AAGSAR,  Agnes Cully Peters,  Betty Mae Peters Porter,  BlogFest2013,  Charles Irving Peters,  Genealogy,  Harrison Porter,  Helen Bunn,  Root Digger,  The Jeffersons,  Walter James Porter,  Yvette Porter Moore

Walter James Porter & Betty Mae Peters: Honoring My Parents Legacy

On August 18, 1968, God blessed me with Walter & Betty Porter as my parents. It took a few months for me to be adopted and taken home to live with my forever parents.  I was born as Victoria Ann Espinoza, and when I was adopted,  my parents renamed me as Yvette Marie Porter.  I was their second child, as my parents adopted a little boy a year before they adopted me.

My mother, Betty Mae Peters was born on November 17, 1926 in Manhattan, NY to Agnes Mae Cully & Charles Irving Peters.  Betty was raised by her mother Agnes from the age of five years as a single mother, as her husband Charles had the high propensity to run off and gamble and run around with other women. 

Betty’s mother was a well-known professional fashion designer in New York sewing for many well-to-do ladies, where she held and participated in many fashion shows. Her most prided customer was Marian Anderson, who was the 1st African American invited to perform at the White House for Franklin & Eleanor Roosevelt.  She is also well known for her singing on the steps of the Lincoln Memorial after she was denied access and accommodations at Constitution Hall in Washington, D.C. which was owned by D.A.R. Daughters of the American Revolution.  Eleanor Roosevelt who was also a member of D.A.R. publicly resigned for this act of discrimination.  

After Betty completed her education in New York with a double major from NYU, they moved to Los Angeles with the urging of Betty’s Aunt Zara Cully Brown who had also left New York for Los Angeles to pursue a career in Acting; Later to be known as Mother Jefferson on the Jefferson’s Tv sitcom.  Betty was Agnes’ only child.

My Father Walter J. Porter was born in Lake Providence, Louisiana on September 11, 1927 to Helen Bunn & Harrison Porter on the Brown’s Plantation where his father was a sharecropper. Walter’s mother did not want her son to have a life of hard labor wanting him to receive a solid education.  Because of her hopes for her son’s future she ran away from the farm taking Walter at the age of five with her.  The two of them moved to Little Rock, Arkansas, where other Porters and Bunns would eventually move.  After a few years Helen being the family adventurer lead other family members to St. Louis, MO where my father was raised.  Eventually Walter and Helen migrated to Los Angeles, CA in the late 1940’s. Walter joined the military in the late 1940’s and was honorably discharged in 1951.  Walter was Helen’s only child.

So Los Angeles is where Walter & Betty met.  They began dating in 1953 and married on August 18, 1957.  They wanted to be parents, however were not able to and so that brings them to my brother and myself.  We were very fortunate to have been raised by these two very wonderful people.  
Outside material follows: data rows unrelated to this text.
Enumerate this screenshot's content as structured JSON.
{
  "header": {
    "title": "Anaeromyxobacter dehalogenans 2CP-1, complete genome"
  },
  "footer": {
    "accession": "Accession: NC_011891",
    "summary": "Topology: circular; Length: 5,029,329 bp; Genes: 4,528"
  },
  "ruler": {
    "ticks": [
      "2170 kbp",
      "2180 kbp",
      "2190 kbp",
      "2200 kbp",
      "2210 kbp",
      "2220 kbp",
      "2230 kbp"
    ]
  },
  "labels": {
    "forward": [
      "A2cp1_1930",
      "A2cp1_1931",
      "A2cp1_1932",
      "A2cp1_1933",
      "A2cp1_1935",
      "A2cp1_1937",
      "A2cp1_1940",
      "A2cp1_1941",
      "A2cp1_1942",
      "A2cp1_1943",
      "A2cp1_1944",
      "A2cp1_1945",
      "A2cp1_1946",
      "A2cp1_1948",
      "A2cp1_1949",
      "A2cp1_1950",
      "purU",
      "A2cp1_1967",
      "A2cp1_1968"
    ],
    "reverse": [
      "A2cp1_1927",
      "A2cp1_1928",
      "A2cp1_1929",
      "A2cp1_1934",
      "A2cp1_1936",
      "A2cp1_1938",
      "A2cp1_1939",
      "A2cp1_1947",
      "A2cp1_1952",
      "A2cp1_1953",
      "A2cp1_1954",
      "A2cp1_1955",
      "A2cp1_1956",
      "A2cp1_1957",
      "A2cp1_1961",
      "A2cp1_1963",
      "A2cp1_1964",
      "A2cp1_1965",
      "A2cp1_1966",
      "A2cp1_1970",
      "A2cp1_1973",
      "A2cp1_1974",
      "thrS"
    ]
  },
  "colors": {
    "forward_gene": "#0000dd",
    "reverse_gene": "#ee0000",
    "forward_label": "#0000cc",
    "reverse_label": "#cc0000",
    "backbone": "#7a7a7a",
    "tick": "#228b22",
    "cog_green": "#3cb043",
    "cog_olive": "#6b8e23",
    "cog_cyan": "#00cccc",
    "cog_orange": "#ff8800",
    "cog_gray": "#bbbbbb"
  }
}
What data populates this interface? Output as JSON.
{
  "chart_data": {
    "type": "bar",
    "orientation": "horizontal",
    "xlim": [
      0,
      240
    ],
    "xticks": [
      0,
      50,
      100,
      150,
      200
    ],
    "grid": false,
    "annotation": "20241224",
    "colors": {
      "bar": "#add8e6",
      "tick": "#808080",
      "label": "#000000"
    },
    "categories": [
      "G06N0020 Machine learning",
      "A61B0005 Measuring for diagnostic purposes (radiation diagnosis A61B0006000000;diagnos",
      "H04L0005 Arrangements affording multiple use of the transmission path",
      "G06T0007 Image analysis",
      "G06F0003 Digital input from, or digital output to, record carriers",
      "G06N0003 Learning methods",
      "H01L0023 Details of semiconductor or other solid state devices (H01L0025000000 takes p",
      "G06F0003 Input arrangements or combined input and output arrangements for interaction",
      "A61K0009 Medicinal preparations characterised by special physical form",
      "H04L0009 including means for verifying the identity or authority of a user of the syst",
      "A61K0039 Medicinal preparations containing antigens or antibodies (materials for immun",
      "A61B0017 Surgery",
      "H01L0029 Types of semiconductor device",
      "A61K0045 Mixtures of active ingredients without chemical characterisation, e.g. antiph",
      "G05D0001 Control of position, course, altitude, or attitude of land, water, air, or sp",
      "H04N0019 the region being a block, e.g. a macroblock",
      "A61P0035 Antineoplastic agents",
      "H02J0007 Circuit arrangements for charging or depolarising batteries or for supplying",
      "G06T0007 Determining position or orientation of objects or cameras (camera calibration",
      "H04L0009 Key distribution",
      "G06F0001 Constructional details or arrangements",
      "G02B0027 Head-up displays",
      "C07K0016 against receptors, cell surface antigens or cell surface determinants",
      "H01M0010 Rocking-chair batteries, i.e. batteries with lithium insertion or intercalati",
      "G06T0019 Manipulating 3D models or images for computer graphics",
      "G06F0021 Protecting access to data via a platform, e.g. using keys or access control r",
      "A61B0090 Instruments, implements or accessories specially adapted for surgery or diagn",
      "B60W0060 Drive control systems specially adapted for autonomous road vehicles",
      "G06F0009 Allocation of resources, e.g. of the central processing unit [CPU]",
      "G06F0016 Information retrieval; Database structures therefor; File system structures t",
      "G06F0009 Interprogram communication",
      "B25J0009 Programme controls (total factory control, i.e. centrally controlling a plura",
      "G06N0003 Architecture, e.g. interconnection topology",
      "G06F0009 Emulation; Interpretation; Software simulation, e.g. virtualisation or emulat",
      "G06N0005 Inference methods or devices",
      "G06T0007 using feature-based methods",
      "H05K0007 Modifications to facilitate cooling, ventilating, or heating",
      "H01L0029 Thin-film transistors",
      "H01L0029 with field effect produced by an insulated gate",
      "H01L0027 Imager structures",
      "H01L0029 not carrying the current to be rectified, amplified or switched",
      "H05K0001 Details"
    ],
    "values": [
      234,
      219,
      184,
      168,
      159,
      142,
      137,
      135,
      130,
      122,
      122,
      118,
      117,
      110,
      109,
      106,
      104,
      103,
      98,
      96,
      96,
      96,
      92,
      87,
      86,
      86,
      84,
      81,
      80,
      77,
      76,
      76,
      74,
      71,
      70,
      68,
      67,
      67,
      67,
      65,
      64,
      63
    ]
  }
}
When my parents met, my father was a correctional officer and my mother was an Elementary School teacher.  My father and mother had a very active social life.  They were active in politics in Los Angeles and my father was an entertainer.  He performed with his one-of-a-kind Act: Jody as a ventriloquist/comedian.  He was an M.C. at the California Club and opened up for many well known Jazz entertainers and other well known comedians such as Redd Foxx. 

The two of them started their family and this is where I consider my beginning.  Over the next thirty posts, I will be presenting my parents ancestry and their legacy.  With their never-ending love and their forever support I have been able to research and find my Birth Parent’s families, and will continue to research so I can tell the story.  I feel it is my obligation to all of my ancestries through birth and through adoption to tell their stories also.

Both of my parents have passed away.  Today marks the Tenth Anniversary of my mother’s transition as an Ancestor on January 5, 2004.  My father transitioned as an Ancestor on August 7, 2001.  To them, I dedicate this post as they continue to live on in memory.